I disagree with Google's assessment, most of these types of password based thefts are internet based, not physical theft based. The person who steals your laptop generally wants your laptop, not your credentials. It's just too difficult and risky to make a living by grabbing one laptop at a time. The addition of another master password, added in with the encryption chrome uses by default, would make a really strong combination in this type of theft. Additionally, all it takes is an export of the passwords according to this article (http://www.google.com/support/forum/p/Chrome/thread?tid=271fcd1030121083&hl=en) to reload a browser with all your dirty little secrets. If someone is going to secure my passwords, I want to hold the master password, not Google.

But, this brings up another issue: If your laptop IS stolen, how the hell are you going to know what passwords even need changing if they are locked in the browser?
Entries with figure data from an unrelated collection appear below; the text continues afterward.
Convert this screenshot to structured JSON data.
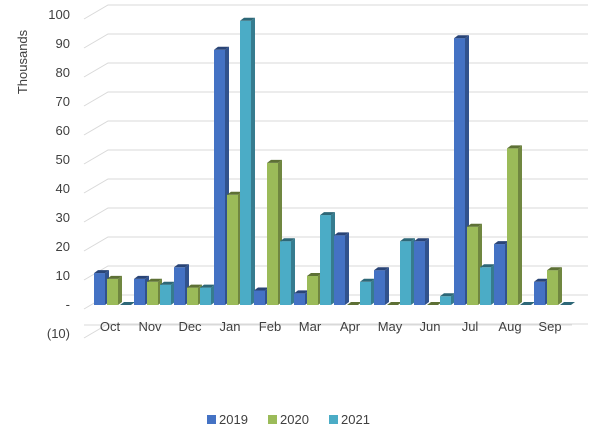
{
  "chart_data": {
    "type": "bar",
    "ylabel": "Thousands",
    "categories": [
      "Oct",
      "Nov",
      "Dec",
      "Jan",
      "Feb",
      "Mar",
      "Apr",
      "May",
      "Jun",
      "Jul",
      "Aug",
      "Sep"
    ],
    "yticks": [
      "(10)",
      "-",
      "10",
      "20",
      "30",
      "40",
      "50",
      "60",
      "70",
      "80",
      "90",
      "100"
    ],
    "ylim": [
      -10,
      100
    ],
    "grid": true,
    "legend_position": "bottom",
    "series": [
      {
        "name": "2019",
        "color": "#4472C4",
        "values": [
          11,
          9,
          13,
          88,
          5,
          4,
          24,
          12,
          22,
          92,
          21,
          8
        ]
      },
      {
        "name": "2020",
        "color": "#9BBB59",
        "values": [
          9,
          8,
          6,
          38,
          49,
          10,
          0,
          0,
          0,
          27,
          54,
          12
        ]
      },
      {
        "name": "2021",
        "color": "#4BACC6",
        "values": [
          0,
          7,
          6,
          98,
          22,
          31,
          8,
          22,
          3,
          13,
          0,
          0
        ]
      }
    ]
  }
}
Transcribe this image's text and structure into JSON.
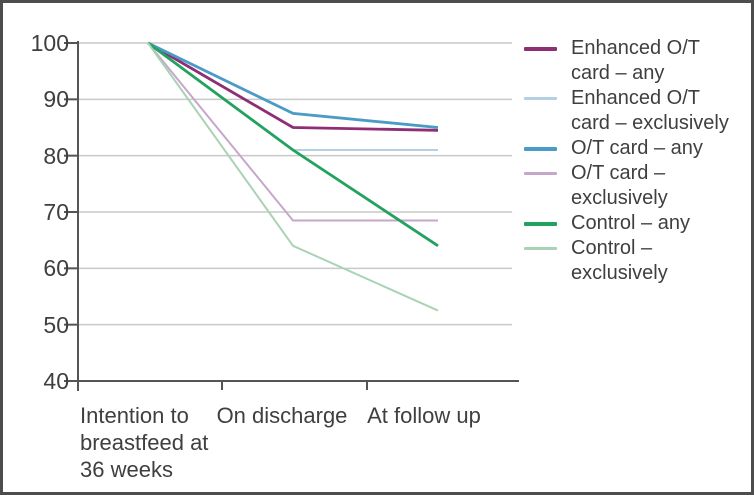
{
  "figure": {
    "background": "#ffffff",
    "border_color": "#4d4d4d"
  },
  "axis_style": {
    "axis_line_color": "#555555",
    "grid_color": "#c9c9c9",
    "text_color": "#3f3f3f"
  },
  "chart_data": {
    "type": "line",
    "categories": [
      "Intention to breastfeed at 36 weeks",
      "On discharge",
      "At follow up"
    ],
    "y_ticks": [
      100,
      90,
      80,
      70,
      60,
      50,
      40
    ],
    "ylim": [
      40,
      100
    ],
    "grid": "horizontal",
    "legend_position": "right",
    "series": [
      {
        "name": "Enhanced O/T card – any",
        "color": "#8e2f75",
        "weight": "thick",
        "values": [
          100,
          85,
          84.5
        ]
      },
      {
        "name": "Enhanced O/T card – exclusively",
        "color": "#b3d0e4",
        "weight": "thin",
        "values": [
          100,
          81,
          81
        ]
      },
      {
        "name": "O/T card – any",
        "color": "#4a9cc6",
        "weight": "thick",
        "values": [
          100,
          87.5,
          85
        ]
      },
      {
        "name": "O/T card – exclusively",
        "color": "#c7a6cc",
        "weight": "thin",
        "values": [
          100,
          68.5,
          68.5
        ]
      },
      {
        "name": "Control – any",
        "color": "#23a15f",
        "weight": "thick",
        "values": [
          100,
          81,
          64
        ]
      },
      {
        "name": "Control – exclusively",
        "color": "#a9d3b4",
        "weight": "thin",
        "values": [
          100,
          64,
          52.5
        ]
      }
    ]
  }
}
This is why I use PasswordSafe (or it's cousin, KeePass). This way, I have a master password, it's separate from my browser, and I can back up the file somewhere besides the Google cloud (which is coincidentally secured with a Google password inside the Chrome browser). I also have a record of what passwords I need to change in the event that the laptop is stolen.

Google should reconsider it's position regarding a master password in Chrome. At the end of the day, it's an option you can choose to exercise, or ignore, at your respective peril. I recommend you tell them, I will be too.



I have found this link which points to a chrome extension from chrome store which can be helpful.

I am not sure where & how securely it stores the master password.

One more drawback is it shows the master password in plain text when you are entering it.

Also it won't let you use chrome at all until you provide the correct master password, after setting it in the extension.

But still it could be helpful & its free.